Exploring outliers and key drivers with ML-powered anomaly detection and contribution analysis - Amazon QuickSight
Services or capabilities described in Amazon Web Services documentation might vary by Region. To see the differences applicable to the China Regions, see Getting Started with Amazon Web Services in China (PDF).

Exploring outliers and key drivers with ML-powered anomaly detection and contribution analysis

You can interactively explore the anomalies (also known as outliers) in your analysis, along with the contributors (key drivers). The analysis is available for you to explore after the ML-powered anomaly detection runs. The changes you make in this screen aren't saved when you go back to the analysis.

To begin, choose Explore anomalies in the insight.
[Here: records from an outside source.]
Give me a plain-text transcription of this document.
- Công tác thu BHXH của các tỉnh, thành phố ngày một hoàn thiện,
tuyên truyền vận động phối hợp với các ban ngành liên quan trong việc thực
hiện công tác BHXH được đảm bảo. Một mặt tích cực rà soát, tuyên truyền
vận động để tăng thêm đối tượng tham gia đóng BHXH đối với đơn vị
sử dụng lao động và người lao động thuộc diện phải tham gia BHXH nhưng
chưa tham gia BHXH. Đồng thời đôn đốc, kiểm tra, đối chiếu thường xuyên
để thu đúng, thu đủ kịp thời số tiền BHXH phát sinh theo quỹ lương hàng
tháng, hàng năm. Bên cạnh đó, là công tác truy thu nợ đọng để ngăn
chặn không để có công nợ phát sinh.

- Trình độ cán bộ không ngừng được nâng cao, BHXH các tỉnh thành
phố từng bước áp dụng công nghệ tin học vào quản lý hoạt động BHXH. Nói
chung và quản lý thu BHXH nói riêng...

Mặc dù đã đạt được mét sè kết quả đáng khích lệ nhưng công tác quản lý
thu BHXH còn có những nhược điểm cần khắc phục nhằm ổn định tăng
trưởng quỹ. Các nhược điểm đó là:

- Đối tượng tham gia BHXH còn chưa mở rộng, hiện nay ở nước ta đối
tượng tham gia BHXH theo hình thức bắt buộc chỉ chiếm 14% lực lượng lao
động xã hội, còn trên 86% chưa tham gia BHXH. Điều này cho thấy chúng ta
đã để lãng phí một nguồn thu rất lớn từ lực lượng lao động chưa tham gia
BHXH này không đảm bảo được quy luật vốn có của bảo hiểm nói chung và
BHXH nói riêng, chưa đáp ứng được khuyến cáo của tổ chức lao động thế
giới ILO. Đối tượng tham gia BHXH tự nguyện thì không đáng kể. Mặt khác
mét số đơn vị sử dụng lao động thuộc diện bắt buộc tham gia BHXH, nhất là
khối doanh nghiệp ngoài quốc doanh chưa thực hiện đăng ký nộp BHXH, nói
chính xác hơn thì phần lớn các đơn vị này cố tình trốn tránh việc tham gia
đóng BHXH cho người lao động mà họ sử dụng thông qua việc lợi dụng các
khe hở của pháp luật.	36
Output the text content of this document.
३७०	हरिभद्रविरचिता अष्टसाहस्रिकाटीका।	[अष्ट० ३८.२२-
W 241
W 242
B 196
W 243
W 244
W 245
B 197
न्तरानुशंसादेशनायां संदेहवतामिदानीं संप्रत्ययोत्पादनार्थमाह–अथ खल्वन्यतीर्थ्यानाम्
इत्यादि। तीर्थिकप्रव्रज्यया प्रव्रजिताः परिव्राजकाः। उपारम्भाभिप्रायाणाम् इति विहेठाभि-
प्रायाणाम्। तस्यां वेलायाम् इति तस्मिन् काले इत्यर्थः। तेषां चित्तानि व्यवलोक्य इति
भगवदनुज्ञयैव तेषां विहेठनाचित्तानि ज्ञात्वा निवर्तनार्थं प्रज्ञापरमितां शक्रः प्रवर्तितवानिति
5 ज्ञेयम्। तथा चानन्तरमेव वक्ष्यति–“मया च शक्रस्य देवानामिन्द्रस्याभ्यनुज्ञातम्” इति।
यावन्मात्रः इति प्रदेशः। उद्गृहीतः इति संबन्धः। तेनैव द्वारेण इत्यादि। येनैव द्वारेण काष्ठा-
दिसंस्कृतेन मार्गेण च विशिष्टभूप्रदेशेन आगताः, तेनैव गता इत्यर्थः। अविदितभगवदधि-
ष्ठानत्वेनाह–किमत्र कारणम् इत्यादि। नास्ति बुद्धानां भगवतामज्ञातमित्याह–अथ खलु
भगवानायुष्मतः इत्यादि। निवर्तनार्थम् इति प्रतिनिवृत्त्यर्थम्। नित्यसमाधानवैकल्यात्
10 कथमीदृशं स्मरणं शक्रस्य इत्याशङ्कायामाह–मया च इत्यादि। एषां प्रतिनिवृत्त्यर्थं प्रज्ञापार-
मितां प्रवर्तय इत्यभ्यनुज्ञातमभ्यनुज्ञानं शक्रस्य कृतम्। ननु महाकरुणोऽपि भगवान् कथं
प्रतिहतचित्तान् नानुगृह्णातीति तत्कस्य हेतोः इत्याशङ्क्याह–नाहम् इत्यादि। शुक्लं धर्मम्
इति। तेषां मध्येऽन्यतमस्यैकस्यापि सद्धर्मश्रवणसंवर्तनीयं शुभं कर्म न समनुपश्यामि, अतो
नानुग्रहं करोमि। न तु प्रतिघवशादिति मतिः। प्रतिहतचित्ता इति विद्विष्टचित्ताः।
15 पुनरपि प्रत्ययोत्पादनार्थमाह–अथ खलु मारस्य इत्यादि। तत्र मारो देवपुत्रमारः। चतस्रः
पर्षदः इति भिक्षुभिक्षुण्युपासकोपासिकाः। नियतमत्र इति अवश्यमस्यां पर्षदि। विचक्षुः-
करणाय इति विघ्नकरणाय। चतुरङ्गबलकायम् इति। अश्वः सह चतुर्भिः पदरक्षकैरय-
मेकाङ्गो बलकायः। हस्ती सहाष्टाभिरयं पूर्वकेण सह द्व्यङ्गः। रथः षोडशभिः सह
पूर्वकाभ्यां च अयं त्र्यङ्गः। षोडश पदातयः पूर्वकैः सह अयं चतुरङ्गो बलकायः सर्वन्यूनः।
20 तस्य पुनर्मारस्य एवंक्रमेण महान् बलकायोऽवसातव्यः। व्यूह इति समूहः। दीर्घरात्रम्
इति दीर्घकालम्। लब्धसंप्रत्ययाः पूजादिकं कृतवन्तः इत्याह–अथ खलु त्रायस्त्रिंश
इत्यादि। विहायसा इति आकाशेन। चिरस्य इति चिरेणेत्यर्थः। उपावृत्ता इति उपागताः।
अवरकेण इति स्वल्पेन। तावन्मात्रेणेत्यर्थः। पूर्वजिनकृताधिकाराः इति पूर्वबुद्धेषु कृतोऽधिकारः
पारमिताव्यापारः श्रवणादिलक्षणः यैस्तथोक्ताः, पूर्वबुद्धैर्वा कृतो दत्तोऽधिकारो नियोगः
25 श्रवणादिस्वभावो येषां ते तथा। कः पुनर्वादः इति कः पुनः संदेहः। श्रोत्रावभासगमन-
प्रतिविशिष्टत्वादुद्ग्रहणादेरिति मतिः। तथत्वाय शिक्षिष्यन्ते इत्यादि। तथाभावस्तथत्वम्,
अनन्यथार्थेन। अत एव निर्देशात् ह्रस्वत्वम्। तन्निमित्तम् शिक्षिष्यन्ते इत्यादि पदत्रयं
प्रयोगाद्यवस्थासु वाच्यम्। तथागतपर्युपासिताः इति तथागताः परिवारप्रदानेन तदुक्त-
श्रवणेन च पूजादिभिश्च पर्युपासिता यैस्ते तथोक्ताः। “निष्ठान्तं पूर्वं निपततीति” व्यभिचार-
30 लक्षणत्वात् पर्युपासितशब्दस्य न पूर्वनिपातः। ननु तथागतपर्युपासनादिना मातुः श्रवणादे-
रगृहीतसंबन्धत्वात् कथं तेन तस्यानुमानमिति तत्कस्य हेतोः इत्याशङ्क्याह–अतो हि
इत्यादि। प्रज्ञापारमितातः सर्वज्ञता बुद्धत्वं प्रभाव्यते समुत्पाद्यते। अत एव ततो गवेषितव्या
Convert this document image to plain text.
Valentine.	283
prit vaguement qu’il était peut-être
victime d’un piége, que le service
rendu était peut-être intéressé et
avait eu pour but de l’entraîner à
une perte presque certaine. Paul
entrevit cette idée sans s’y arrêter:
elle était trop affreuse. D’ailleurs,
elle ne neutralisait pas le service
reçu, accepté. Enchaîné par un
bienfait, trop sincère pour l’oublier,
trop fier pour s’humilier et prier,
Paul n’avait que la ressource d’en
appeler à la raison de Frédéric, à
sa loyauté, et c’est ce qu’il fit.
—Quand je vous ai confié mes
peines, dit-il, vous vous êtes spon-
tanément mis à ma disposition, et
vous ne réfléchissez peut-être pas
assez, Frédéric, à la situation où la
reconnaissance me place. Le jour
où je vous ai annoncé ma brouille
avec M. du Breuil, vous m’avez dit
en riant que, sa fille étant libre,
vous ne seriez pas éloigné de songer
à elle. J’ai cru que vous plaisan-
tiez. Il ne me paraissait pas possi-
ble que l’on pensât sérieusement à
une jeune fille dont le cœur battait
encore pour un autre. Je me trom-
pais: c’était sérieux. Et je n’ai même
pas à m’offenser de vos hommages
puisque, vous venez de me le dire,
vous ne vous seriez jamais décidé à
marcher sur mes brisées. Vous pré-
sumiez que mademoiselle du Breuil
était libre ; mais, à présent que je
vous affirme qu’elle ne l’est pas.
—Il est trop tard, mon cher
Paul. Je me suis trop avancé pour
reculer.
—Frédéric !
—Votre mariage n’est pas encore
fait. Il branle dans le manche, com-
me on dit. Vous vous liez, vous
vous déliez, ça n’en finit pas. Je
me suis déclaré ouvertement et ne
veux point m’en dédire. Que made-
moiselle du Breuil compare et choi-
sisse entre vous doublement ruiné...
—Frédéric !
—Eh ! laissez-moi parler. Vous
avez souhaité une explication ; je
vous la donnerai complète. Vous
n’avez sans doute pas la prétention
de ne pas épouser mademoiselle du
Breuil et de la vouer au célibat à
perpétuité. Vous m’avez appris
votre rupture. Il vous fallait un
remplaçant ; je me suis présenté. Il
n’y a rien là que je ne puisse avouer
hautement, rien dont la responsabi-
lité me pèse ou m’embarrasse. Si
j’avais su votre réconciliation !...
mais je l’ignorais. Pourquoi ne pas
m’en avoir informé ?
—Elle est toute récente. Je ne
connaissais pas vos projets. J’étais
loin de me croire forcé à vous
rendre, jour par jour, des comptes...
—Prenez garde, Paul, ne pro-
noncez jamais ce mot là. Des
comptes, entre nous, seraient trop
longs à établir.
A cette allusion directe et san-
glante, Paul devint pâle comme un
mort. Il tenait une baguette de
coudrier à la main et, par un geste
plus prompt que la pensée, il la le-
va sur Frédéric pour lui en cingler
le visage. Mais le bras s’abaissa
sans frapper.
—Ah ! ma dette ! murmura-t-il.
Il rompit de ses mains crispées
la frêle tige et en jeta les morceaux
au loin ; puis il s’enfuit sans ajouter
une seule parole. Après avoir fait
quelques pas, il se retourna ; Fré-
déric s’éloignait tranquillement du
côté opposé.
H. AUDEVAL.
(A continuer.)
The following screenshot shows the anomalies screen as it appears when you first open it. In this example, contributors analysis is set up and shows two key drivers.

Anomalies analysis with contributors shown.

The sections of the screen include the following, from top left to bottom right:

  • Contributors displays key drivers. To see this section, you need to have contributors set up in your anomaly configuration.

  • Controls contains settings for anomaly exploration.

  • Number of anomalies displays outliers detected over time. You can hide or show this chart section.

  • Your field names for category or dimension fields act as titles for charts that show anomalies for each category or dimension.

The following sections provide detailed information for each aspect of exploring anomalies.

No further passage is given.